Shells vs E2B
Agent sandboxes, two philosophies.
E2B popularized cloud sandboxes for AI agents and has a mature SDK ecosystem around its Firecracker-based runtime. Shells approaches the same problem from the platform side: one isolation product with selectable runtime classes, hard tenancy boundaries, and MCP as a first-class door rather than an integration.
The matrix
Dimension by dimension.
Green check marks where we believe one side has a real edge. A dash means it's genuinely close — read the words, not just the dots.
Isolation model
Shells
Three runtime classes per shell — wasm, container, microvm — chosen at create time.
E2B
Firecracker microVMs as the single isolation substrate.
Agent / MCP integration
Shells
First-party MCP server (shells_list / create / action / term); every call gated by the shells.agent.invoke entitlement plus instance permission.
E2B
Rich Python/JS SDKs and many framework integrations; MCP available through community/secondary tooling.
Lifecycle safety
Shells
Explicit capability set: snapshot, wipe_state, reinstall_os, restart, stop, logs — destructive ones confirmed and recorded.
E2B
Sandbox lifecycle (create, pause/resume, kill) with persistence options; fewer explicit destructive-state controls.
Credentials handling
Shells
Short-lived term credentials, masked in the console, minutes-long TTL by design.
E2B
API-key based access to sandboxes; long-lived keys managed by you.
Ecosystem maturity
Shells
Young product, one platform, deliberately small surface.
E2B
Large template gallery, code-interpreter patterns, broad framework adoption.
Pricing model
Shells
Per-second runtime metering, rates by isolation class; lifecycle actions free.
E2B
Usage-based compute pricing per sandbox resources.
Choose E2B when…
- You want the largest ecosystem of agent-sandbox templates and examples today.

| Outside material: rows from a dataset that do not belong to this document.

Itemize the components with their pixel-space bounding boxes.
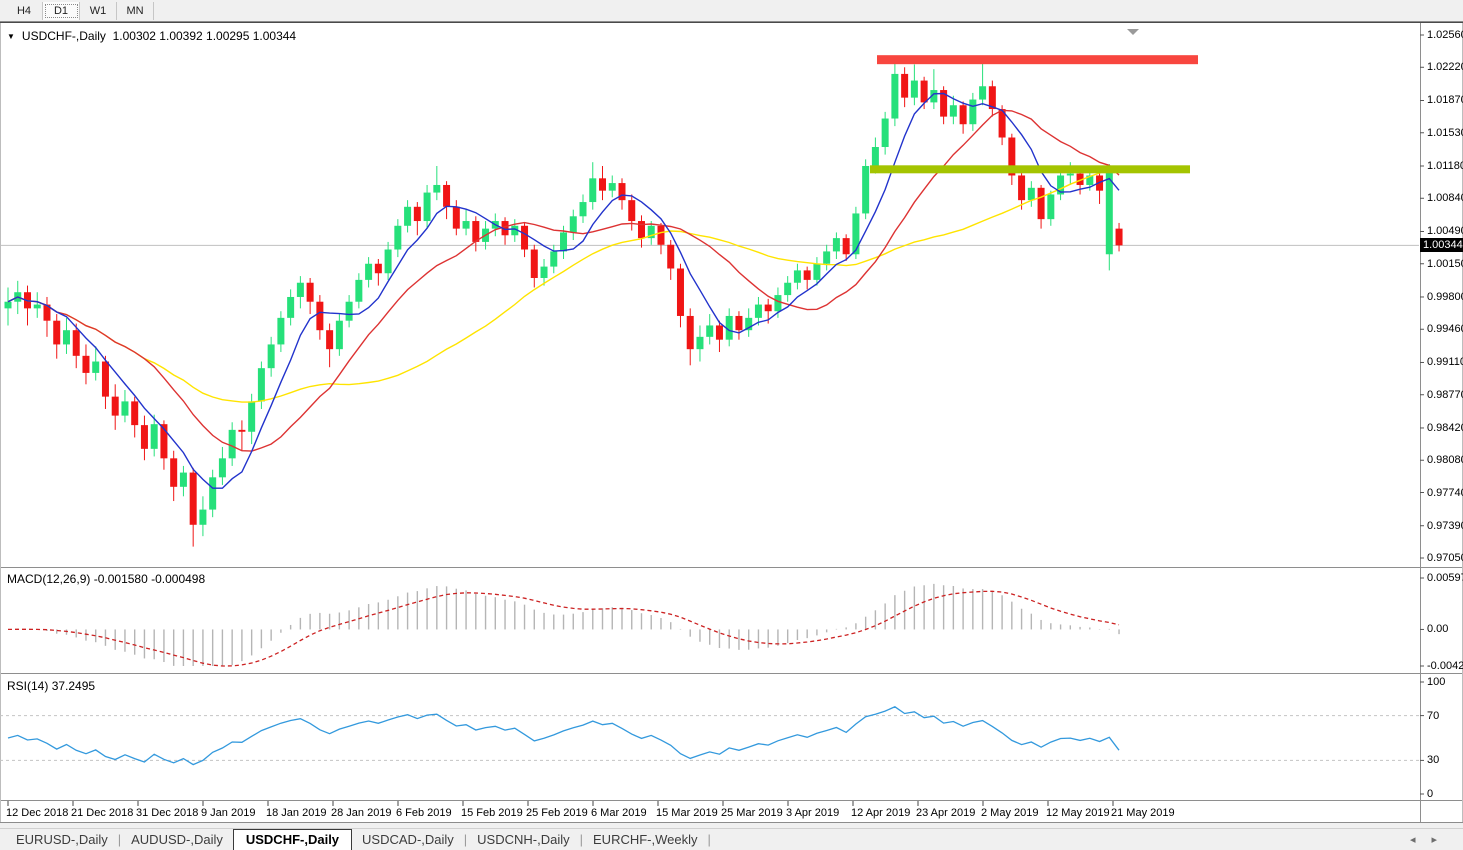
macd-tick-label: -0.004243 [1427, 660, 1463, 672]
date-tick-label: 31 Dec 2018 [136, 807, 198, 819]
ma-medium-line [8, 110, 1119, 451]
tab-separator: | [708, 830, 711, 850]
chart-window[interactable]: ▼ USDCHF-,Daily 1.00302 1.00392 1.00295 1… [0, 22, 1463, 822]
candles-layer [5, 61, 1123, 547]
tab-scroll-right-icon[interactable]: ▸ [1431, 834, 1453, 846]
date-tick-label: 15 Mar 2019 [656, 807, 718, 819]
price-tick-label: 1.01870 [1427, 94, 1463, 106]
date-tick-label: 3 Apr 2019 [786, 807, 839, 819]
timeframe-button-w1[interactable]: W1 [80, 2, 117, 20]
ma-fast-line [8, 94, 1119, 489]
price-tick-label: 1.00840 [1427, 192, 1463, 204]
date-tick-label: 21 Dec 2018 [71, 807, 133, 819]
macd-values: -0.001580 -0.000498 [94, 572, 205, 586]
date-tick-label: 25 Mar 2019 [721, 807, 783, 819]
date-tick-label: 15 Feb 2019 [461, 807, 523, 819]
price-tick-label: 0.98420 [1427, 422, 1463, 434]
shift-end-marker-icon[interactable] [1127, 29, 1139, 35]
rsi-indicator-label: RSI(14) 37.2495 [7, 679, 95, 693]
macd-indicator-label: MACD(12,26,9) -0.001580 -0.000498 [7, 572, 205, 586]
main-pane[interactable] [0, 61, 1420, 547]
resistance-level-bar[interactable] [877, 55, 1198, 64]
tab-usdcad[interactable]: USDCAD-,Daily [352, 830, 464, 850]
date-tick-label: 6 Mar 2019 [591, 807, 647, 819]
price-tick-label: 1.01180 [1427, 160, 1463, 172]
date-tick-label: 12 Dec 2018 [6, 807, 68, 819]
timeframe-button-mn[interactable]: MN [117, 2, 154, 20]
macd-name: MACD(12,26,9) [7, 572, 90, 586]
price-tick-label: 1.02560 [1427, 29, 1463, 41]
price-tick-label: 1.02220 [1427, 61, 1463, 73]
date-tick-label: 25 Feb 2019 [526, 807, 588, 819]
tab-eurusd[interactable]: EURUSD-,Daily [6, 830, 118, 850]
price-tick-label: 0.98770 [1427, 389, 1463, 401]
date-tick-label: 21 May 2019 [1111, 807, 1175, 819]
timeframe-button-d1[interactable]: D1 [43, 2, 80, 20]
price-tick-label: 0.99460 [1427, 323, 1463, 335]
rsi-name: RSI(14) [7, 679, 48, 693]
timeframe-toolbar: H4D1W1MN [0, 0, 1463, 22]
rsi-tick-label: 0 [1427, 788, 1433, 800]
price-tick-label: 1.00490 [1427, 225, 1463, 237]
price-tick-label: 0.97390 [1427, 520, 1463, 532]
mt4-window: H4D1W1MN ▼ USDCHF-,Daily 1.00302 1.00392 … [0, 0, 1463, 850]
current-price-tag: 1.00344 [1420, 238, 1463, 252]
rsi-pane[interactable] [0, 707, 1420, 765]
date-tick-label: 6 Feb 2019 [396, 807, 452, 819]
price-tick-label: 0.99800 [1427, 291, 1463, 303]
date-tick-label: 28 Jan 2019 [331, 807, 392, 819]
macd-tick-label: 0.00597 [1427, 572, 1463, 584]
price-tick-label: 0.97050 [1427, 552, 1463, 564]
price-tick-label: 1.00150 [1427, 258, 1463, 270]
timeframe-button-h4[interactable]: H4 [6, 2, 43, 20]
tab-scroll-left-icon[interactable]: ◂ [1410, 834, 1432, 846]
price-tick-label: 0.99110 [1427, 356, 1463, 368]
window-border-left [0, 23, 1, 823]
collapse-triangle-icon[interactable]: ▼ [7, 32, 15, 41]
price-tick-label: 0.97740 [1427, 487, 1463, 499]
rsi-tick-label: 70 [1427, 710, 1439, 722]
pane-separator [0, 568, 1463, 569]
tab-scroll-arrows[interactable]: ◂▸ [1410, 833, 1453, 846]
rsi-tick-label: 30 [1427, 754, 1439, 766]
pane-separator [0, 674, 1463, 675]
price-tick-label: 1.01530 [1427, 127, 1463, 139]
date-tick-label: 9 Jan 2019 [201, 807, 255, 819]
date-tick-label: 23 Apr 2019 [916, 807, 975, 819]
price-tick-label: 0.98080 [1427, 454, 1463, 466]
tab-eurchf[interactable]: EURCHF-,Weekly [583, 830, 708, 850]
ma-slow-line [8, 168, 1119, 402]
tab-usdchf[interactable]: USDCHF-,Daily [233, 829, 352, 850]
macd-tick-label: 0.00 [1427, 623, 1448, 635]
pane-separator [0, 567, 1463, 568]
date-tick-label: 2 May 2019 [981, 807, 1038, 819]
chart-tabbar: EURUSD-,Daily | AUDUSD-,DailyUSDCHF-,Daily… [0, 828, 1463, 850]
tab-items: EURUSD-,Daily | AUDUSD-,DailyUSDCHF-,Daily… [6, 829, 711, 850]
pane-separator [0, 673, 1463, 674]
chart-ohlc-values: 1.00302 1.00392 1.00295 1.00344 [113, 29, 297, 43]
rsi-tick-label: 100 [1427, 676, 1445, 688]
axis-border [1420, 23, 1421, 823]
support-level-bar[interactable] [870, 165, 1190, 173]
tab-usdcnh[interactable]: USDCNH-,Daily [467, 830, 579, 850]
date-tick-label: 12 May 2019 [1046, 807, 1110, 819]
macd-pane[interactable] [8, 584, 1119, 666]
rsi-value: 37.2495 [52, 679, 95, 693]
date-tick-label: 12 Apr 2019 [851, 807, 910, 819]
tab-audusd[interactable]: AUDUSD-,Daily [121, 830, 233, 850]
chart-symbol-label: USDCHF-,Daily [22, 29, 106, 43]
price-chart[interactable] [0, 23, 1463, 823]
chart-title: ▼ USDCHF-,Daily 1.00302 1.00392 1.00295 1… [7, 29, 296, 43]
date-tick-label: 18 Jan 2019 [266, 807, 327, 819]
pane-separator [0, 800, 1463, 801]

- Your stack is built around their Python/JS SDK patterns and you have no MCP requirement.
- You need features of a several-years-mature hosted product right now.
Yes, we mean it. Wrong-fit customers are expensive for everyone.
Choose Shells when…
- MCP is your agent interface and you want it first-party, not bolted on.
- You want to pick isolation strength per workload instead of paying microVM cost for everything.
- You want explicit snapshot/wipe semantics and credential TTLs measured in minutes.
- Your org needs tenancy boundaries enforced by the platform (Keystone), not by convention.
Migration notes
Moving from E2B
The honest version: most migrations are a week of mapping calls, not a quarter of replatforming.
Map sandbox creation: their SDK create call → ShellsClient.create({ language, runtime, network }).
Replace long-lived API keys with minted term credentials where agents connect to live sessions.
Their kill/pause flows map to stop/restart; add snapshot before risky steps — it's free.
Point MCP-capable agents at npx @l1fe/shells-mcp and delete your custom tool wrappers.